The prognostic value of EDSS observed in the current study is supported by a number of other studies that previously identified baseline EDSS or early change in EDSS as predictive of long-term disability or cognitive outcomes in MS patients.10–12 MRI at baseline, in terms of brain volume and lesion burden, have also been found to correlate with disability outcomes.11,13 Other prognostic factors previously identified include age older than 25 years at onset, clinical course during the first two years of disease, and involvement of the pyramidal system at onset. 10 In a long-term trial of patients on IFNβ-1b, measurements at baseline were observed to have a greater prognostic value than on-study measurements, which were found to contribute little to the variance in long-term outcomes. 11
In the current study, all identified predictors taken together accounted for only approximately one-third of the variability in long-term disability outcome, suggesting that other unidentified factors must play important roles.

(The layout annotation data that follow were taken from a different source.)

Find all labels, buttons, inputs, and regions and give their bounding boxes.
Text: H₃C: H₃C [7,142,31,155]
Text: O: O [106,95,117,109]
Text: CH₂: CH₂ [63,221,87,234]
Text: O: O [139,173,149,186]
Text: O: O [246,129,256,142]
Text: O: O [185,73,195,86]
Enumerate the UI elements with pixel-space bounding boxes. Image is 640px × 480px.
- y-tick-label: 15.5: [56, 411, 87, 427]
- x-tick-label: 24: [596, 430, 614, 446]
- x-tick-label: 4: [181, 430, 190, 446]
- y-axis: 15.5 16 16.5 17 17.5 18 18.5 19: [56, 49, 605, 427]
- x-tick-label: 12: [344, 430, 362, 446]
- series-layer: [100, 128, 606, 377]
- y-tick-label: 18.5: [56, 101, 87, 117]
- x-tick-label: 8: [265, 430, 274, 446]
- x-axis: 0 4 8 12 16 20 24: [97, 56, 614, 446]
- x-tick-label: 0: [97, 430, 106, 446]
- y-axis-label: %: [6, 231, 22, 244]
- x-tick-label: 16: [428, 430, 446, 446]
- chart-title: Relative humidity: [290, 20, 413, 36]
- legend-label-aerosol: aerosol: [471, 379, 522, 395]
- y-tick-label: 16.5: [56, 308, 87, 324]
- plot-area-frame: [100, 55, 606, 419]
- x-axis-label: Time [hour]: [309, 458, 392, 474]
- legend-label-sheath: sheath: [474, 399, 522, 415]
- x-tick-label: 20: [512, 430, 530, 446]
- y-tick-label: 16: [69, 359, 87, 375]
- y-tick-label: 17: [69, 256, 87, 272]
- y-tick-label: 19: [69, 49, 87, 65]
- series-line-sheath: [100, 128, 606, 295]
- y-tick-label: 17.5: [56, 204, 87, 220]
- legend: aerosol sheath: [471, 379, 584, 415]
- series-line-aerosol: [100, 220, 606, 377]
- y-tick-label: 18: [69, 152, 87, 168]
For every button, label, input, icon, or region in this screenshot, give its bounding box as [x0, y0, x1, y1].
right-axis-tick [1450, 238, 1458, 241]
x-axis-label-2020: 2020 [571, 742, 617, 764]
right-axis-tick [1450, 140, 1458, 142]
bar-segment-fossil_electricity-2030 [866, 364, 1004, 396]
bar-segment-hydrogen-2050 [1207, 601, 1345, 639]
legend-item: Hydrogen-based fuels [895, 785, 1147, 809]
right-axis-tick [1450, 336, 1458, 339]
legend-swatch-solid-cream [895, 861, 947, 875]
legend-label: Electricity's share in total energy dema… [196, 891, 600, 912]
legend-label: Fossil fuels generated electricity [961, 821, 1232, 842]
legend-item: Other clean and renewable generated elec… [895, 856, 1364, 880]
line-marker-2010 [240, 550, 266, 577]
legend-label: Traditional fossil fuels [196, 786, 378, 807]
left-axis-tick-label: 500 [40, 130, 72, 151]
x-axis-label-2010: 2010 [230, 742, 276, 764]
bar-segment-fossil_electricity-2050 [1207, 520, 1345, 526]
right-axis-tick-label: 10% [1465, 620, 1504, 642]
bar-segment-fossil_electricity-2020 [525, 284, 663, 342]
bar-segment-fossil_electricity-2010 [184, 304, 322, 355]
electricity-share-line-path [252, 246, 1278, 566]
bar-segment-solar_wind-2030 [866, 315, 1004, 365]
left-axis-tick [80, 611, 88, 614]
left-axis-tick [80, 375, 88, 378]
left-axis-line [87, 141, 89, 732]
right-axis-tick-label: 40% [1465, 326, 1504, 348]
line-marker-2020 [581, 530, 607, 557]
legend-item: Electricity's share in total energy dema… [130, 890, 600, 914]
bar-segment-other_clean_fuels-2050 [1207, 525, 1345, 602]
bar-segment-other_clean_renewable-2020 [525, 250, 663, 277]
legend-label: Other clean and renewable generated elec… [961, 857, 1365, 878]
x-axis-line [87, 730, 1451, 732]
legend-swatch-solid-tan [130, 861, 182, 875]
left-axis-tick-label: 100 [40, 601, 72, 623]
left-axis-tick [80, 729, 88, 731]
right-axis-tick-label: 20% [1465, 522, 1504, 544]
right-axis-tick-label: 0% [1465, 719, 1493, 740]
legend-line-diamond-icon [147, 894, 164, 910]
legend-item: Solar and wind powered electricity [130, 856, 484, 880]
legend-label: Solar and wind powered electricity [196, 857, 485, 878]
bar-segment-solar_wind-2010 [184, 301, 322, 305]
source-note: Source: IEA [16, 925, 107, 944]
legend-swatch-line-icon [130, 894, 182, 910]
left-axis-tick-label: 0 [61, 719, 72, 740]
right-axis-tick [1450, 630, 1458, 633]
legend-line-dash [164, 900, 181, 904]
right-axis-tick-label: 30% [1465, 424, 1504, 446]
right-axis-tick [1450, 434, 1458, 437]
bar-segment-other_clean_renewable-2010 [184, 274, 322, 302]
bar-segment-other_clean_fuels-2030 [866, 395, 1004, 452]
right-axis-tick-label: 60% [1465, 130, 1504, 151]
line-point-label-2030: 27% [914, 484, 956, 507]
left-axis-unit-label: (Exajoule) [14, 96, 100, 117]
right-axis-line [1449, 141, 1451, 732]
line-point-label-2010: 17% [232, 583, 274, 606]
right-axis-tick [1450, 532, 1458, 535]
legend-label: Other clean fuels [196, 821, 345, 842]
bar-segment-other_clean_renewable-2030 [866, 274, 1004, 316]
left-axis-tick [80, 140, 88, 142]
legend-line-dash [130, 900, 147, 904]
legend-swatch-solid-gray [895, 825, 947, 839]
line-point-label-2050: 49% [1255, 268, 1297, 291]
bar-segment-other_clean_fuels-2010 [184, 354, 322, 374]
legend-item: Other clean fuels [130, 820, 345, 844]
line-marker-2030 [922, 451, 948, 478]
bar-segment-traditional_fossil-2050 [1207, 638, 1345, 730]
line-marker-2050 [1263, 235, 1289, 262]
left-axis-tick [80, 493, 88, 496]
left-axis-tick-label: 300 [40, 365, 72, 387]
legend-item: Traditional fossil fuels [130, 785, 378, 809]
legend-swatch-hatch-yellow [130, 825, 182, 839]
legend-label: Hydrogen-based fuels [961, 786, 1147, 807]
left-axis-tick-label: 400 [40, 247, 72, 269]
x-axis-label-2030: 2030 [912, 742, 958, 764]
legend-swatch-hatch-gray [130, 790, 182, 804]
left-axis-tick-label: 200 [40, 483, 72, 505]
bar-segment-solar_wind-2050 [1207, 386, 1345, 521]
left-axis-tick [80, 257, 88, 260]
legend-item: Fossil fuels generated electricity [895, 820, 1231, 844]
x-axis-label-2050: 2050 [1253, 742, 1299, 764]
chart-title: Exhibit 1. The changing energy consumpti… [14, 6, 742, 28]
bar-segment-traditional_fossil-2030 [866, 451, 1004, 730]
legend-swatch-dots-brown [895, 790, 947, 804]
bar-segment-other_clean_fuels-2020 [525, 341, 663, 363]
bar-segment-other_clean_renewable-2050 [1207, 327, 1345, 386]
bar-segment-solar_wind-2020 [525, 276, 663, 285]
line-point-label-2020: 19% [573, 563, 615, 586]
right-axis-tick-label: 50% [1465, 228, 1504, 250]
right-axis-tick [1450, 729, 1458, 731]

Similarly, models developed previously accounted for approximately half of the variance in long-term outcomes. 11 In addition, it is possible that the predictive value of the EDSS-related explanatory variables could have been affected by the known low sensitivity and low inter-rater reliability of the EDSS.14,15
Although it is widely considered that poor adherence to treatment can adversely affect disease outcomes in patients with MS,8,16–18 to date few studies have examined this association. Post hoc analyses (separate to the current analysis) of clinical and MRI outcomes in the PRISMS LTFU cohort according to exposure to IFN β-1a treatment (cumulative dose of IFN β-1a, cumulative time on treatment, and continuous vs non-continuous treatment) have also suggested that better adherence leads to better outcomes. 15
In summary, in clinical practice we are still in need of more accurate factors that can predict a successful or poor outcome at up to eight years after starting therapy. In this post hoc analysis of the PRISMS LTFU cohort, higher baseline brain volume predicted better long-term clinical outcomes, while larger increases in EDSS score during the first 24 months predicted worse outcomes. A measure of time on therapy, MPR, was also identified as a predictor for many long-term clinical outcomes, with a longer duration of IFN β-1a treatment associated with better outcomes. Relapse rate and changes in MRI disease measures in the first two years of treatment were also predictors of long-term outcomes, but not as consistently so as change in EDSS score over a similar interval.